Is it therefore all doom and gloom………? Absolutely not.
As in most cases, there will be winners and losers, but good progressive businesses will remain valuable, possibly even more so in the current climate. On the flip side, ‘me too’ businesses may find that demand from trade buyers and private equity is more limited.
When looking at valuing a business, there are generally three key constituents to understand in arriving at an Equity Value:
- What is the underlying earnings of the business now and in the future;
- What multiple should be applied to those earnings; and
- What is the net cash / debt position of the business.
For the majority of companies, earnings have typically seen a sharp fall in April, May and June with somewhat of a recovery from July onwards. This profile suggests that the COVID impact is (on the whole) a temporary impact on earnings and a pro-forma ‘earnings’ for the COVID period could be substituted, leading to the fabled EBITDAC metric.
From a multiple perspective, the impact of COVID on the sector dynamics both now and in the future is likely to have a bigger impact on valuations. Questions such as: Is there a % reduction or expansion in sector GDP anticipated? Has there been a paradigm shift in operating models?
Moving on to the business itself within the sector, are supply chains robust and fit for purpose? How much working capital does the business require going forward? What is the potential exposure for bad debts and business failures in the customer base?
These are not unusual questions to ask when looking at business valuations, the issue is the answers are a little less forthcoming in today’s climate.
The focus on the above questions clearly suggests more uncertainty and uncertainty tends to lead to ‘prudence’ in the valuation world.
There are essentially less businesses around where both buyer and seller are aligned as to the future trading potential of a business, hence valuations are now more than ever highly judgemental and with no single right answer.

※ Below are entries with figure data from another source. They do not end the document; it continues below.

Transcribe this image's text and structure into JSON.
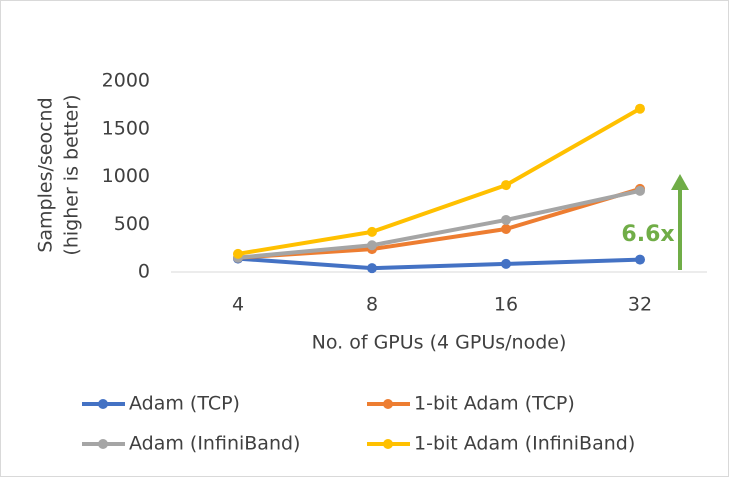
{
  "chart_data": {
    "type": "line",
    "categories": [
      "4",
      "8",
      "16",
      "32"
    ],
    "series": [
      {
        "name": "Adam (TCP)",
        "color": "#4472c4",
        "values": [
          140,
          40,
          85,
          130
        ]
      },
      {
        "name": "1-bit Adam (TCP)",
        "color": "#ed7d31",
        "values": [
          150,
          240,
          450,
          870
        ]
      },
      {
        "name": "Adam (InfiniBand)",
        "color": "#a5a5a5",
        "values": [
          150,
          280,
          545,
          850
        ]
      },
      {
        "name": "1-bit Adam (InfiniBand)",
        "color": "#ffc000",
        "values": [
          190,
          420,
          910,
          1710
        ]
      }
    ],
    "ylim": [
      0,
      2000
    ],
    "yticks": [
      0,
      500,
      1000,
      1500,
      2000
    ],
    "ylabel": [
      "Samples/seocnd",
      "(higher is better)"
    ],
    "xlabel": "No. of GPUs (4 GPUs/node)",
    "annotation": "6.6x",
    "legend": "bottom"
  }
}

For most business valuations in the near term, I would anticipate that EBITDAC will be a well-accepted metric, but it will not apply to all sectors. Those businesses that have been impacted negatively by COVID, not recovered quickly and with a business model that remains exposed to any future (or ongoing) pandemic may indeed find both earnings and multiples lower, but more importantly will find less ‘buyer’ interest overall.
It has always been the case that strong management teams, contracted recurring revenues generating high margins and with a strong future outlook are all attributes that underpin high valuations. It is no different now and those businesses that ‘tick’ the box should anticipate more interest and attract premium multiples with or without COVID.